Nanqing mandando saludos
Aquí un photobomb
Juliana, Nanqing y yo

En mi primera semana me han pasado muchas cosas, muchas anécdotas y vivencias. Pero quiero contar 2:

1. El día siguiente que llegué, el domingo, fuimos a escalar la Montaña Longonot, a 2760 msnm. En dos momentos, me caí. Y en ambos, fue de la misma manera: Estaba pensando en el futuro, en el día lunes, cómo empezaría la nueva semana tan lejos de casa, qué tan distinta sería, en qué estarían haciendo mi mamá y mis hermanos, en las musarañas y en mi lista de libros 2017 (tengo hartos compartimientos en mi cabeza). Y así derrepente, me caí, sin haberme tropezado. Según yo (y mi imaginación), ambas veces sentí que era como si la madre naturaleza, me llamara y me dijera «ven al presente y disfruta todo esto, ven, ven!»

Montaña Longonot

2. El miércoles, camino al segundo paradero con dirección al colegio, una vez más iba pensando en cómo haría una vez que llegara, cómo me presentaría a la directora, a los profesores y estudiantes, si es que daría mi primera clase, cómo nos comunicaríamos, a que hora sería su recreo y las musarañas (de nuevo), cuando alguien se me acerca y me dice en un inglés masticado (que me tomó tiempo entender) «mzungu, tu mochila está abierta». Bueno, en mi cuarto día en Nairobi, me robaron la billetera – madre no te lo quise contar para no preocuparte, no fue nada grave, lo juro. Ya se podrán imaginar la desesperación que sentí. Para rematar, dado los nervios, tomé el «matatu» equivocado (aquí así se llaman a las combis), por lo que llegar a casa me tomó casi 2 horas.

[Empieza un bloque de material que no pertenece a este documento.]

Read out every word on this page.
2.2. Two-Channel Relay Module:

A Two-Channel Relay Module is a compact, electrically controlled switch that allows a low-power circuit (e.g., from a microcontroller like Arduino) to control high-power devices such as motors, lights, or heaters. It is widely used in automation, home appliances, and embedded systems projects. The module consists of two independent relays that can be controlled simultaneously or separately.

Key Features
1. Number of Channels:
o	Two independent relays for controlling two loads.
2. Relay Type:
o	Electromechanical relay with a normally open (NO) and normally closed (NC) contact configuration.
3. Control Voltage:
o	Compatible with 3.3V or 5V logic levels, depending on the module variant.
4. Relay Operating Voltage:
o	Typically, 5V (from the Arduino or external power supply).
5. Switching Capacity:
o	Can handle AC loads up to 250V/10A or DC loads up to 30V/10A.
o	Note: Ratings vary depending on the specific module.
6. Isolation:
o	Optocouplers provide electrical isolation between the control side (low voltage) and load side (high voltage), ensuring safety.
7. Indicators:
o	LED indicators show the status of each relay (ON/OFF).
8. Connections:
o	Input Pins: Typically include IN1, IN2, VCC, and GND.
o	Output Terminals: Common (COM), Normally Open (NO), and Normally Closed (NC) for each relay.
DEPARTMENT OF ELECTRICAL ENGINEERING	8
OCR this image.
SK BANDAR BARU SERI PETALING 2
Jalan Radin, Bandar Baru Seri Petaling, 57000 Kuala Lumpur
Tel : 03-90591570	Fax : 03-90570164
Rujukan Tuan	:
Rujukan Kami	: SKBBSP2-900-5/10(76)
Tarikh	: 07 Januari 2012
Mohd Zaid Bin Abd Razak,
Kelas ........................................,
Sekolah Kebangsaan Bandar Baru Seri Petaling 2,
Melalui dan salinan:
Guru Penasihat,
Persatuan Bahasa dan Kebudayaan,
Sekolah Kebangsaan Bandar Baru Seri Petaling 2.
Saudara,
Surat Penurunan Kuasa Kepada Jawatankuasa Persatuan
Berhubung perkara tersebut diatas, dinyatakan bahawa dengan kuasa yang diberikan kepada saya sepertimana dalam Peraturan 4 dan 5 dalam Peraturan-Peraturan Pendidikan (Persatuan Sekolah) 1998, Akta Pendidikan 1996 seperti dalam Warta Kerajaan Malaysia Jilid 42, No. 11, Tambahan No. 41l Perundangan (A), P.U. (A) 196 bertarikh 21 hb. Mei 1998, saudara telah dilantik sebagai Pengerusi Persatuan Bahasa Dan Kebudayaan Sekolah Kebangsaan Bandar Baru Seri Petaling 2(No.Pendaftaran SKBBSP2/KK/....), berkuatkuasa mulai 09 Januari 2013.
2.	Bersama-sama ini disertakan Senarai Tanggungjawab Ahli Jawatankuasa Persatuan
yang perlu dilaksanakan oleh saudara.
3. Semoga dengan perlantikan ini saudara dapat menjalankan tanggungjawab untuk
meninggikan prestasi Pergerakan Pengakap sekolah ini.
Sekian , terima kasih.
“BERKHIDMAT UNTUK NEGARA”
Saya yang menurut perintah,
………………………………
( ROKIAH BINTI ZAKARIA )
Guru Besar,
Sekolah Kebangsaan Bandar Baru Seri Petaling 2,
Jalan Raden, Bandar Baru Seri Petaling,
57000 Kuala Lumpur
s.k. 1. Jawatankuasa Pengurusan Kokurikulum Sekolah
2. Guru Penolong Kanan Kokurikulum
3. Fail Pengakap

Todo pasó por mi cabeza hasta llegar a cancelar las tarjetas (sigo sin entender que hacía con estas yéndome a un colegio en una zona rural): le recé a todos los santos que pude recordar (de hecho, creo que hasta me inventé unos nombres). En fin, todo salió bien (gracias, gracias!).

Ya, aquí no hay foto.

Sin darle muchas vueltas al tema, me di cuenta que en ambas oportunidades (y en n-veces más a lo largo de toda mi vida) ando en las nubes. Es decir, siempre he tenido un tema con la incertidumbre: no me funciona. De hecho, antes de renunciar a mi último trabajo, ya estaba pensando cuál sería el siguiente. Aún no me había subido al avión rumbo a Kenya y ya estaba pensando cuál podría ser mi siguiente destino en la costa este de África. No había aterrizado en Nairobi y mi mente estaba pensando donde podría comprar las pastillas antimalaria. No había llegado a la casa de voluntarios y mi mente estaba en qué haría cuándo regresara a Lima. Siempre he tenido que tener claridad que haré la siguiente hora, el día de mañana, el mes que viene.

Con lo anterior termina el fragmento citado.